In the novel’s first part, the men are joined on their evidence-gathering excursion by an experienced trail guide, Grace Sundown, a half-French, half-Nez Perce métisse with a mysterious past. Alternating chapters look back nine months earlier, as the miners settle in to their grueling work, reminisce about their families in Canton, and struggle to remain healthy. These separate plot strands, equal in suspense, cleverly twist together until the second is suddenly, violently, cut off – a tragedy whose impact isn’t lessened by its inevitable conclusion.
Joe, Lee, and Grace, an unlikely team, form a gradual bond of trust, their togetherness and mutual dependence being the main things keeping them alive. Forced into close company for long stretches, Joe and Grace can’t avoid revisiting their own troubled history. As the trio pursues a trail that’s quickly growing cold, they encounter a strain of pure evil in the form of a predator who uses everything to his advantage, including society’s well-known biases against nonwhites.

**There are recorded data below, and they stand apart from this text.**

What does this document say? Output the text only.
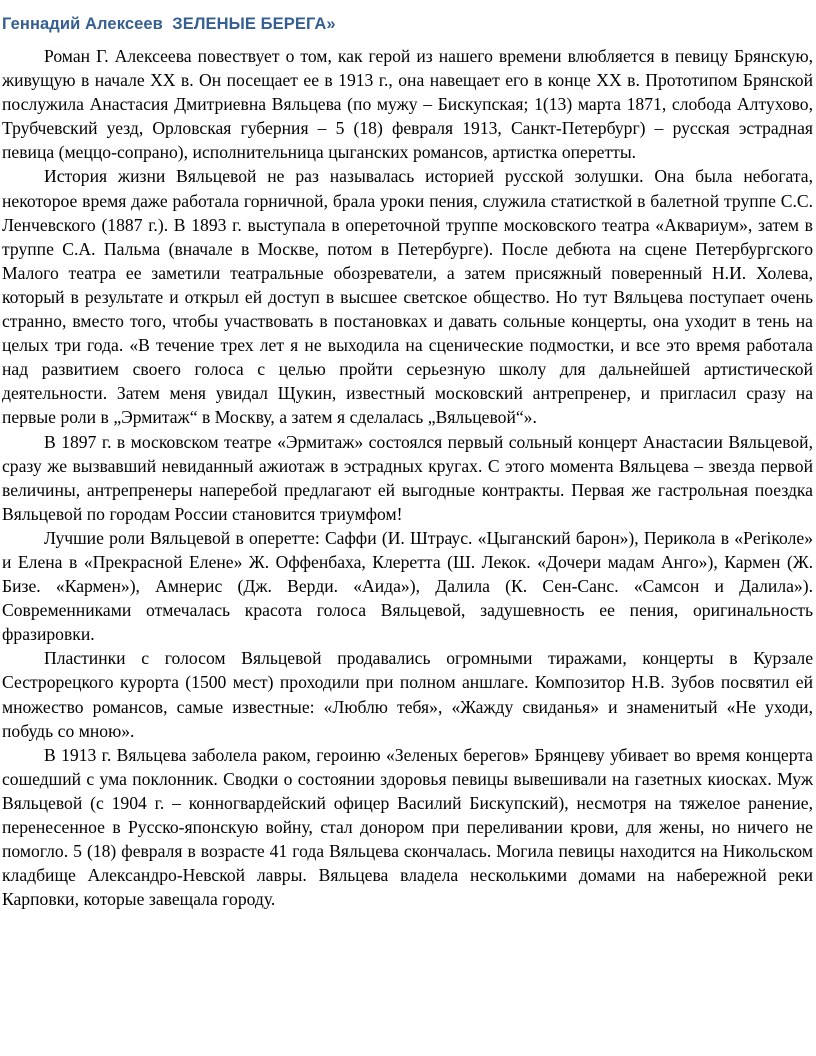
Геннадий Алексеев  ЗЕЛЕНЫЕ БЕРЕГА»

Роман Г. Алексеева повествует о том, как герой из нашего времени влюбляется в певицу Брянскую, живущую в начале XX в. Он посещает ее в 1913 г., она навещает его в конце XX в. Прототипом Брянской послужила Анастасия Дмитриевна Вяльцева (по мужу – Бискупская; 1(13) марта 1871, слобода Алтухово, Трубчевский уезд, Орловская губерния – 5 (18) февраля 1913, Санкт-Петербург) – русская эстрадная певица (меццо-сопрано), исполнительница цыганских романсов, артистка оперетты.

История жизни Вяльцевой не раз называлась историей русской золушки. Она была небогата, некоторое время даже работала горничной, брала уроки пения, служила статисткой в балетной труппе С.С. Ленчевского (1887 г.). В 1893 г. выступала в опереточной труппе московского театра «Аквариум», затем в труппе С.А. Пальма (вначале в Москве, потом в Петербурге). После дебюта на сцене Петербургского Малого театра ее заметили театральные обозреватели, а затем присяжный поверенный Н.И. Холева, который в результате и открыл ей доступ в высшее светское общество. Но тут Вяльцева поступает очень странно, вместо того, чтобы участвовать в постановках и давать сольные концерты, она уходит в тень на целых три года. «В течение трех лет я не выходила на сценические подмостки, и все это время работала над развитием своего голоса с целью пройти серьезную школу для дальнейшей артистической деятельности. Затем меня увидал Щукин, известный московский антрепренер, и пригласил сразу на первые роли в „Эрмитаж“ в Москву, а затем я сделалась „Вяльцевой“».

В 1897 г. в московском театре «Эрмитаж» состоялся первый сольный концерт Анастасии Вяльцевой, сразу же вызвавший невиданный ажиотаж в эстрадных кругах. С этого момента Вяльцева – звезда первой величины, антрепренеры наперебой предлагают ей выгодные контракты. Первая же гастрольная поездка Вяльцевой по городам России становится триумфом!

Лучшие роли Вяльцевой в оперетте: Саффи (И. Штраус. «Цыганский барон»), Перикола в «Periколе» и Елена в «Прекрасной Елене» Ж. Оффенбаха, Клеретта (Ш. Лекок. «Дочери мадам Анго»), Кармен (Ж. Бизе. «Кармен»), Амнерис (Дж. Верди. «Аида»), Далила (К. Сен-Санс. «Самсон и Далила»). Современниками отмечалась красота голоса Вяльцевой, задушевность ее пения, оригинальность фразировки.

Пластинки с голосом Вяльцевой продавались огромными тиражами, концерты в Курзале Сестрорецкого курорта (1500 мест) проходили при полном аншлаге. Композитор Н.В. Зубов посвятил ей множество романсов, самые известные: «Люблю тебя», «Жажду свиданья» и знаменитый «Не уходи, побудь со мною».

В 1913 г. Вяльцева заболела раком, героиню «Зеленых берегов» Брянцеву убивает во время концерта сошедший с ума поклонник. Сводки о состоянии здоровья певицы вывешивали на газетных киосках. Муж Вяльцевой (с 1904 г. – конногвардейский офицер Василий Бискупский), несмотря на тяжелое ранение, перенесенное в Русско-японскую войну, стал донором при переливании крови, для жены, но ничего не помогло. 5 (18) февраля в возрасте 41 года Вяльцева скончалась. Могила певицы находится на Никольском кладбище Александро-Невской лавры. Вяльцева владела несколькими домами на набережной реки Карповки, которые завещала городу.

The Snake River Country is depicted as magnificent yet brutal, in both appearance and temperament, and the spare, visceral prose brilliantly evokes its harsh nature. It takes time to adjust to the writing style, with its straight-on approach and densely packed sentences, yet the strong narrative takes off of its own accord. Likewise, the characters, among the most courageous and original to be found in Western fiction, don’t reveal their secrets until they’re good and ready. Grace is an especially well-rendered creation; a woman torn between two worlds but belonging to neither, her inner complexity is vividly and movingly expressed.
As their journeys, past and present, wend throughout the Northwest, from small upcountry pioneer towns to the Nimipu settlement at Lapwai, they find indisputable proof of the murderers but few allies and supporters. With anti-Chinese hostility running unchecked through this isolated land, prejudice against Indians alive and kicking, and railroads converging on the area around Lewiston, the scope of the original crime extends much further than the tiny miners’ cabin on Deep Creek. Elements of Chinese and Nez Perce beliefs are intertwined into the tale, augmenting its meaning and strengthening the characterizations.
Deep Creek can’t help but evoke sympathy for the miners and outrage against their killers, especially given that the historical incident at its heart lay forgotten for over a century. In resurrecting its primary players and enhancing their story with imaginative insight, the authors have penned a poignant memorial to the victims, and a compelling tribute to those who pursued justice for them when few others would.
Dana Hand is the joint pseudonym for historians Will Howarth and Anne Matthews, who have authored many nonfiction works separately. Deep Creek was published by Houghton Mifflin Harcourt in February 2010 at $25.00 (hardbound, 308pp, 978-547-23748-0). (I requested a review copy from the publisher out of interest.)